In der Grundstücksakte befinden sich die Seiten 10 und 11 eines
Wertermittlungsgutachtens des Bauingenieurs F. vom 28. Juli 1979, welches den
Bodenwert eines auf diesen Seiten nicht näher bezeichneten Grundstücks mit einer
Größe von 799 qm auf 1.200 Mark und den Sachwert eines 726 m3 großen
Einfamilienwohnhauses auf 3.590 Mark taxiert.
Mit Bestallungsurkunde vom 28. Januar 1980 wurde der Rat des Kreises S. zum
staatlichen Treuhänder bestellt. Ausweislich eines in der Grundstücksakte befindlichen
Aktenvermerks, der von einer Person mit dem Namenskürzel R. gezeichnet ist, habe am
28. Januar 1980 der Kaufvertrag H./B. beim Staatlichen Notariat stattfinden sollen. Die
Vertragspartner seien erschienen. Der Kaufvertrag habe nicht stattgefunden. Der Kläger
zu 1. sei nicht mit der Höhe der Wertermittlung einverstanden gewesen.
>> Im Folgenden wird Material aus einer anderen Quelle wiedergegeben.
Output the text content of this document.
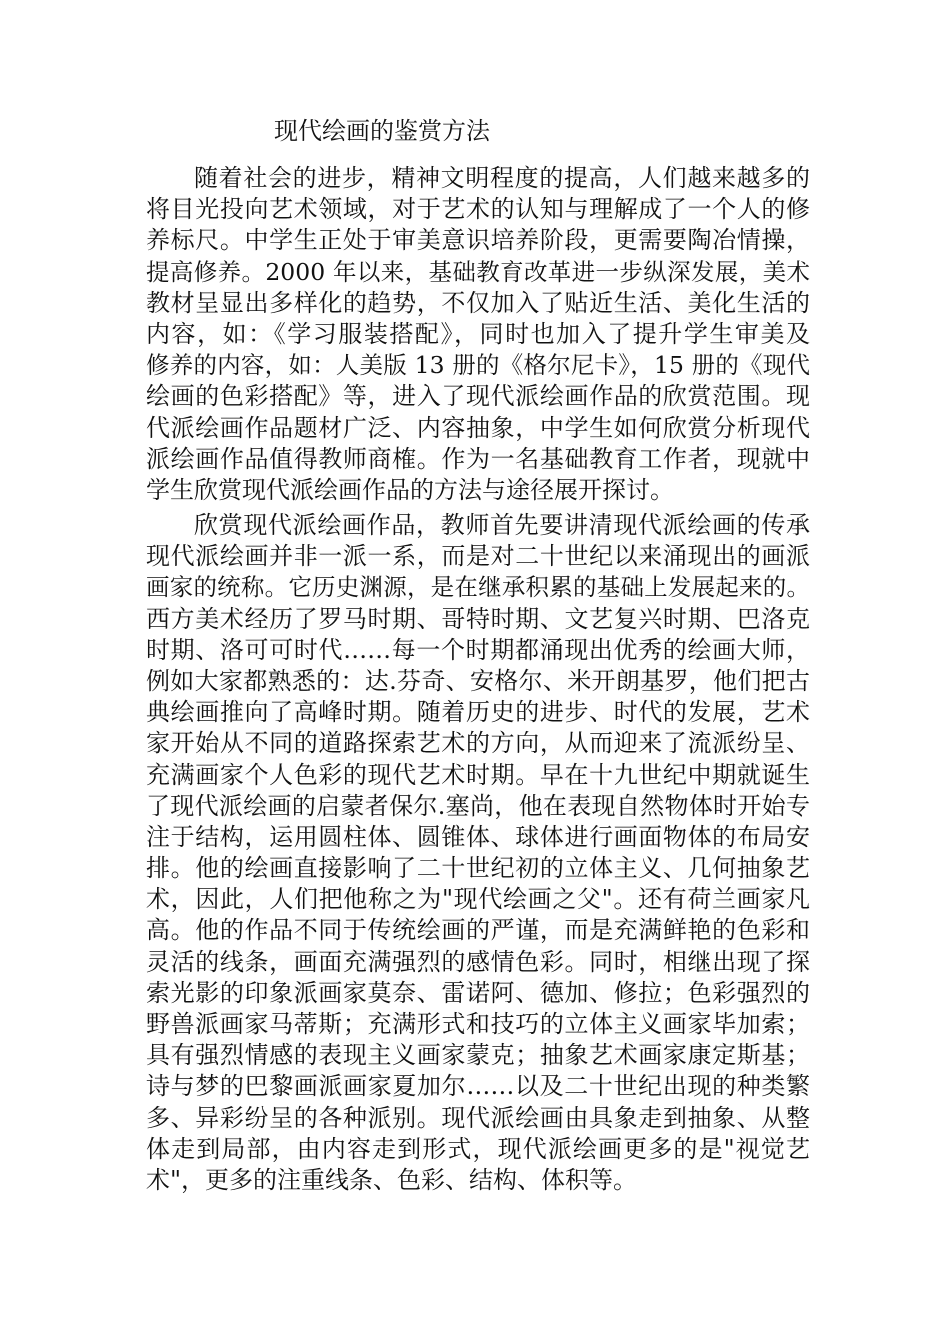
现代绘画的鉴赏方法
随着社会的进步，精神文明程度的提高，人们越来越多的
将目光投向艺术领域，对于艺术的认知与理解成了一个人的修
养标尺。中学生正处于审美意识培养阶段，更需要陶冶情操，
提高修养。2000 年以来，基础教育改革进一步纵深发展，美术
教材呈显出多样化的趋势，不仅加入了贴近生活、美化生活的
内容，如：《学习服装搭配》，同时也加入了提升学生审美及
修养的内容，如：人美版 13 册的《格尔尼卡》，15 册的《现代
绘画的色彩搭配》等，进入了现代派绘画作品的欣赏范围。现
代派绘画作品题材广泛、内容抽象，中学生如何欣赏分析现代
派绘画作品值得教师商榷。作为一名基础教育工作者，现就中
学生欣赏现代派绘画作品的方法与途径展开探讨。
欣赏现代派绘画作品，教师首先要讲清现代派绘画的传承
现代派绘画并非一派一系，而是对二十世纪以来涌现出的画派
画家的统称。它历史渊源，是在继承积累的基础上发展起来的。
西方美术经历了罗马时期、哥特时期、文艺复兴时期、巴洛克
时期、洛可可时代……每一个时期都涌现出优秀的绘画大师，
例如大家都熟悉的：达.芬奇、安格尔、米开朗基罗，他们把古
典绘画推向了高峰时期。随着历史的进步、时代的发展，艺术
家开始从不同的道路探索艺术的方向，从而迎来了流派纷呈、
充满画家个人色彩的现代艺术时期。早在十九世纪中期就诞生
了现代派绘画的启蒙者保尔.塞尚，他在表现自然物体时开始专
注于结构，运用圆柱体、圆锥体、球体进行画面物体的布局安
排。他的绘画直接影响了二十世纪初的立体主义、几何抽象艺
术，因此，人们把他称之为"现代绘画之父"。还有荷兰画家凡
高。他的作品不同于传统绘画的严谨，而是充满鲜艳的色彩和
灵活的线条，画面充满强烈的感情色彩。同时，相继出现了探
索光影的印象派画家莫奈、雷诺阿、德加、修拉；色彩强烈的
野兽派画家马蒂斯；充满形式和技巧的立体主义画家毕加索；
具有强烈情感的表现主义画家蒙克；抽象艺术画家康定斯基；
诗与梦的巴黎画派画家夏加尔……以及二十世纪出现的种类繁
多、异彩纷呈的各种派别。现代派绘画由具象走到抽象、从整
体走到局部，由内容走到形式，现代派绘画更多的是"视觉艺
术"，更多的注重线条、色彩、结构、体积等。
Von Seiten der
Familie H. solle geklärt werden, ob es sich um ein Einfamilienhaus oder wie behauptet,
um ein Zweifamilienhaus handele.
Die Beigeladenen verweigerten mit Schreiben vom 20. Februar 1980 an die Familie der
Kläger einen Besichtigungstermin ihrer Wohnung für einen Kaufinteressenten und
forderten sie auf, in Zukunft eine Belästigung durch Kaufinteressenten zu unterlassen.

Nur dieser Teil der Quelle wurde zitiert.